Jair Bolsonaro, the President-Elect of Brazil, is know for his radical far-right views and inflammatory statements. He was accused of racism multiple times before and during his campaign, and holds deeply troubling views about Afro-Brazilian and Indigenous groups. Bolsonaro’s statements about Afro-Brazilians have prompted renewed discussions of the legacy of slavery in Brazil, and the use of quota systems in universities. How Bolsonaro was able to rise to power in a country where the majority of citizens are people of color highlights some of the other issues plaguing Brazil. Concerns about corruption, and a candidate with little name recognition drove voters away from Labor Party candidate Fernando Haddad. Mirroring Donald Trump’s campaign in many ways, Bolsonaro exploited people’s fears, and successfully turned many Brazilians against their own interests.

Brazil’s Afro-Brazilian population has roots in Brazil’s long history of slavery, with Brazil not abolishing slavery until 1888. Today about half of the country identifies as black or having dark skin, with Afro-Brazilians making up about eight percent of Brazil’s population. In the last few decades, the Brazilian government has implemented a series of reforms including university quotas, and infrastructure improvements in the historically black communities known as quilombas. Many reforms came about under Luiz Inácio Lula da Silva, the former president and Labor Party leader. Now, however, Lula is serving a twelve-year prison sentence for corruption. The Labor Party corruption scandal swept across Brazil, resulting in widespread investigations of government officials, the impeachment of the previous president, and the filing of criminal charges against the current president. The corruption scandal, coupled with economic instability and rising violent crime rates has led many Brazilians to disavow the Labor Party. Lula remains one of the most popular presidents in Brazilian history, especially among people of color and minority groups, but his replacement Francisco Haddad lacked the same name recognition and public trust.

While white Brazilians, and especially white men, were ultimately responsible for Bolsonaro’s election, Bolsonaro did successfully gain the support of some non-white Brazilians. For many Brazilians, Bolsonaro represents a departure from current political norms. Additionally, Bolsonaro has promised to rid the government of corruption and strengthen the Brazilian economy. Simultaneously, however, he has pledged to increase policing in majority black areas, increasing concerns about Brazil’s already extremely lethal police force, and has called for extrajudicial killings. Bolsonaro has also pledged to take land from quilomba communities, many of which do not hold the deeds to their land, and supports birth control based in eugenics. He has made openly racist statements about refugees from Africa and Afro-Brazilians.

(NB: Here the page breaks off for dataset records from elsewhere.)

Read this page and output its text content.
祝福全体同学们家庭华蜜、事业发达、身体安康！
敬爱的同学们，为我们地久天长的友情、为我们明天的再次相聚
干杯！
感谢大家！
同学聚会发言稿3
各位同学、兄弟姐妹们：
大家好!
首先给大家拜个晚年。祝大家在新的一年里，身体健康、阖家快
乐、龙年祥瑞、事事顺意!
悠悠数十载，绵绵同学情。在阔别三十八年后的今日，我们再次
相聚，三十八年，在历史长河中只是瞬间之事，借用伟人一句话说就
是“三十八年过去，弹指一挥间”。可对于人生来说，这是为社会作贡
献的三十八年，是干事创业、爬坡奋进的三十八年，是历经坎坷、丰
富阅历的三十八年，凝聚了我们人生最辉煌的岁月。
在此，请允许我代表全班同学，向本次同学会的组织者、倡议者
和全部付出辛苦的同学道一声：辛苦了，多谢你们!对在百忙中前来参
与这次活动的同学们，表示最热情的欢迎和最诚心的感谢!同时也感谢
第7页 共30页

Bolsonaro’s positions reflect a disturbing global rise in far-right populism and nationalism, but are simultaneously uniquely Brazilian. His election has forced many Brazilians to reassess their country’s history of racism and slavery, and think more critically about their position in society. At the same time, his election has opened the door for a rising tide of white nationalism as evidenced by the increased attacks on minority groups during the election. With Bolsonaro as president, Brazil’s Afro-Brazilian, black, and mixed-race communities will be under greater threat of being stripped of their rights, and being the victims of violent attacks.